Lors des procédures pénales, les pièces sont saisies par un officier de police judiciaire (OPJ) sur commission rogatoire d'un juge d'instruction sur ordre du procureur et mises sous scellés. L'expertise en matière pénale n'est pas contradictoire.
Pour ce qui est de la traçabilité dans les dossiers, que ce soit en judiciaire ou en CCI, jusqu'à preuve du contraire, ce qui n'est pas tracé est considéré comme non fait. Si le dossier n'est pas correctement rempli et renseigné, le magistrat est en droit d'en déduire que les soins n'ont pas été conformes, ni éclairés.
La perte du dossier ou la non-production du dossier par un établissement de santé est considérée comme une présomption de faute (arrêt de la Cour de cassation du 26 septembre 2018).
L'ensemble des pièces d'importance sur le plan médico-légal sont détaillées dans le tableau 46-1
Tableau 46-1
Pièces d'intérêt médico-légal en cas d'infection postopératoire.
Médecin qui a pratiqué l'interventionLe dossier médical incluant les consultations préopératoires et les examens préopératoires
La traçabilité de l'information préopératoire
Le compte-rendu opératoire
Les courriers
Établissement hospitalier où a été pratiquée l'interventionLe protocole de préparation au bloc opératoire, en particulier le protocole de décontamination du foyer opératoire
Le compte-rendu opératoire
La traçabilité de la stérilisation des instruments et des dispositifs médicaux utilisés
Le dossier anesthésique
Le dossier infirmier
La traçabilité des prescriptions médicales
Le rapport du CLIN de l'établissement, en particulier le rapport concernant les infections du site opératoire au moins pour l'année en cours
Professionnel(s) de santé intervenu(s) dans la période postopératoireLe dossier de l'ophtalmologiste qui a assuré le suivi postopératoire
Lorsque l'infection survient après la sortie de l'établissement sont parfois intervenus un ou plusieurs professionnels de santé (pharmacien, médecin généraliste, urgentiste, etc.) qui ont prodigué des conseils ou délivré une prescription.

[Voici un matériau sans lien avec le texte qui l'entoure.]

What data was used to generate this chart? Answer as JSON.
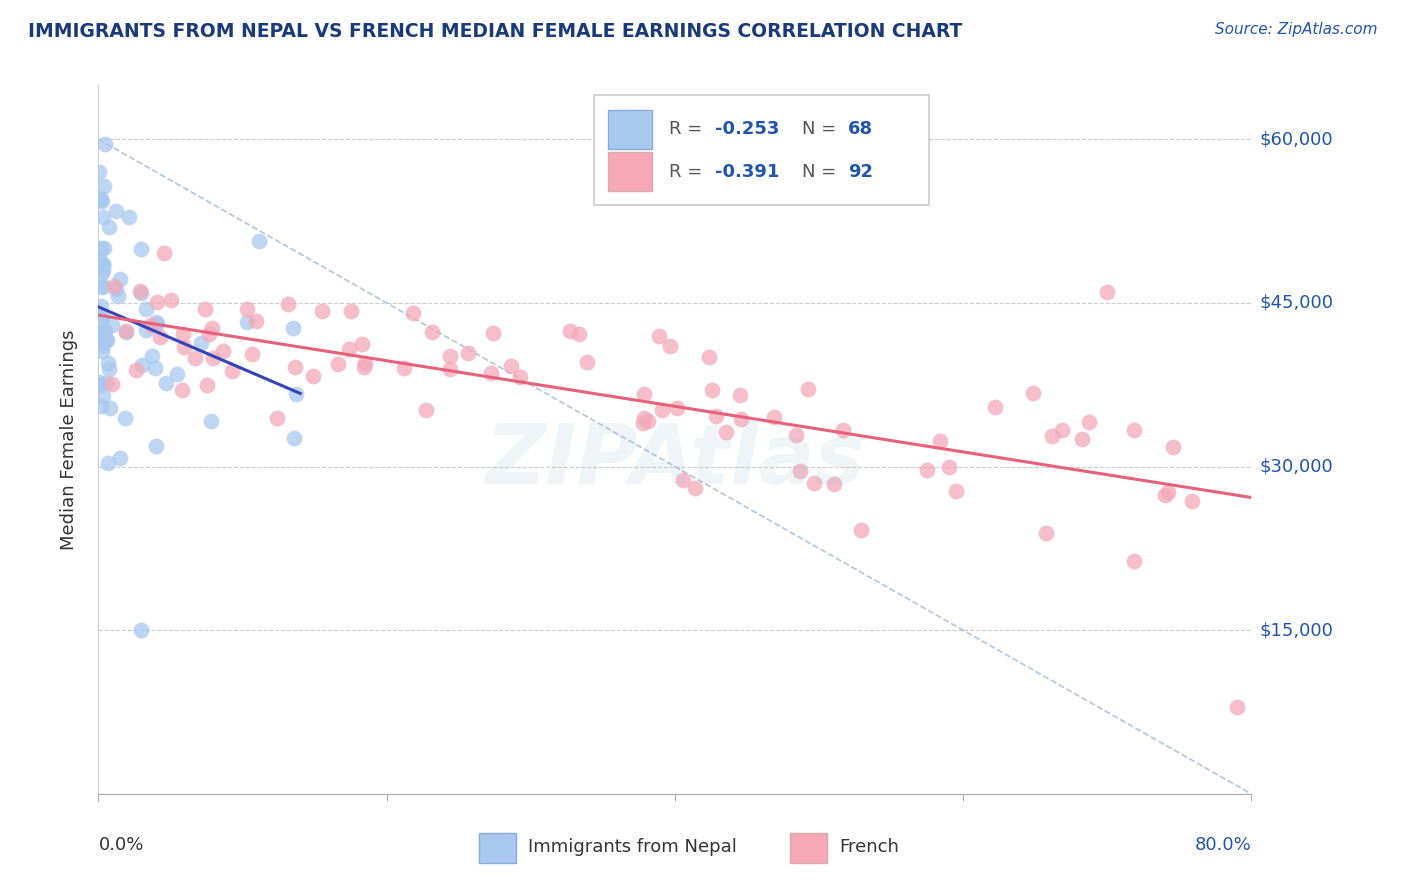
{
  "title": "IMMIGRANTS FROM NEPAL VS FRENCH MEDIAN FEMALE EARNINGS CORRELATION CHART",
  "source": "Source: ZipAtlas.com",
  "ylabel": "Median Female Earnings",
  "y_ticks": [
    0,
    15000,
    30000,
    45000,
    60000
  ],
  "y_tick_labels": [
    "",
    "$15,000",
    "$30,000",
    "$45,000",
    "$60,000"
  ],
  "xlim": [
    0.0,
    80.0
  ],
  "ylim": [
    0,
    65000
  ],
  "nepal_color": "#a8c8f0",
  "french_color": "#f4a8b8",
  "nepal_line_color": "#3344bb",
  "french_line_color": "#e8607a",
  "diag_line_color": "#8ab0d8",
  "watermark": "ZIPAtlas",
  "watermark_color": "#99bbdd",
  "title_color": "#1a3a7a",
  "source_color": "#2255aa",
  "tick_label_color": "#2255aa",
  "legend_r1": "-0.253",
  "legend_n1": "68",
  "legend_r2": "-0.391",
  "legend_n2": "92"
}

Dans les cas d'infection de la surface oculaire, la traçabilité de la délivrance des médicaments prescrits par l'opérateur et délivrés par le pharmacien est indispensable, pour s'assurer que le patient a disposé des médicaments prescrits, pour s'assurer qu'il n'y a pas eu d'erreur lors d'une éventuelle substitution par le pharmacien, pour savoir si des prescriptions ont été faites par d'autres intervenants et enfin pour rechercher une automédication
Médecin(s) et établissement(s) qui a(ont) pris en charge l'infectionPrise en charge en secteur public : l'entier dossier de l'établissement incluant le dossier médical
Prise en charge en secteur libéral : le dossier du ou des médecins impliqués et le dossier de l'établissement hospitalier
Professionnel(s) de santé qui a (ont) pris en charge le traitement des séquelles Prise en charge en secteur public : l'entier dossier de l'établissement incluant le dossier médical
Prise en charge en secteur libéral : le dossier du ou des médecins impliqués et le dossier de l'établissement hospitalier
.
La mission d'expertise
La recherche de la conformité aux règles de l'art et aux données acquises de la science ne se limite pas à l'analyse de de la complication infectieuse. La mission d'expertise demande également :
  • de confirmer ou non le diagnostic de l'affection nécessitant l'intervention;
  • de préciser si l'intervention était justifiée et adaptée;
  • de dire si l'opérateur avait la compétence et disposait des moyens techniques pour pratiquer l'intervention;
  • d'évaluer le déroulement de l'intervention sur le plan technique en précisant si des incidents ou des complications sont survenus;
  • d'évaluer l'évolution postopératoire si l'infection n'était pas survenue. Ce point est très important pour l'évaluation des dommages imputables à l'infection postopératoire.
Cela ne pose guère de problèmes lorsqu'il s'agit d'une endophtalmie sur intervention de cataracte pour un œil ne présentant aucune pathologie associée. Cela devient beaucoup plus difficile lorsque le résultat postopératoire attendu est incertain et variable, comme dans les interventions pour décollement de rétine ou pour trou maculaire.
En cas d'expertise amiable, non judiciaire, quand l'assureur ne conteste pas la faute du praticien ou de l'établissement hospitalier, la mission d'expertise peut se limiter à préciser et à évaluer les différents préjudices.
Affirmer l'infection [ 4]
La qualification d'infection certaine nécessite l'existence d'un tableau clinique d'infection oculaire, et idéalement l'identification de l'agent infectieux responsable de l'infection.
Analyse du dossier
L'analyse du dossier nécessite une évaluation des moyens mis en œuvre à la recherche d'une infection.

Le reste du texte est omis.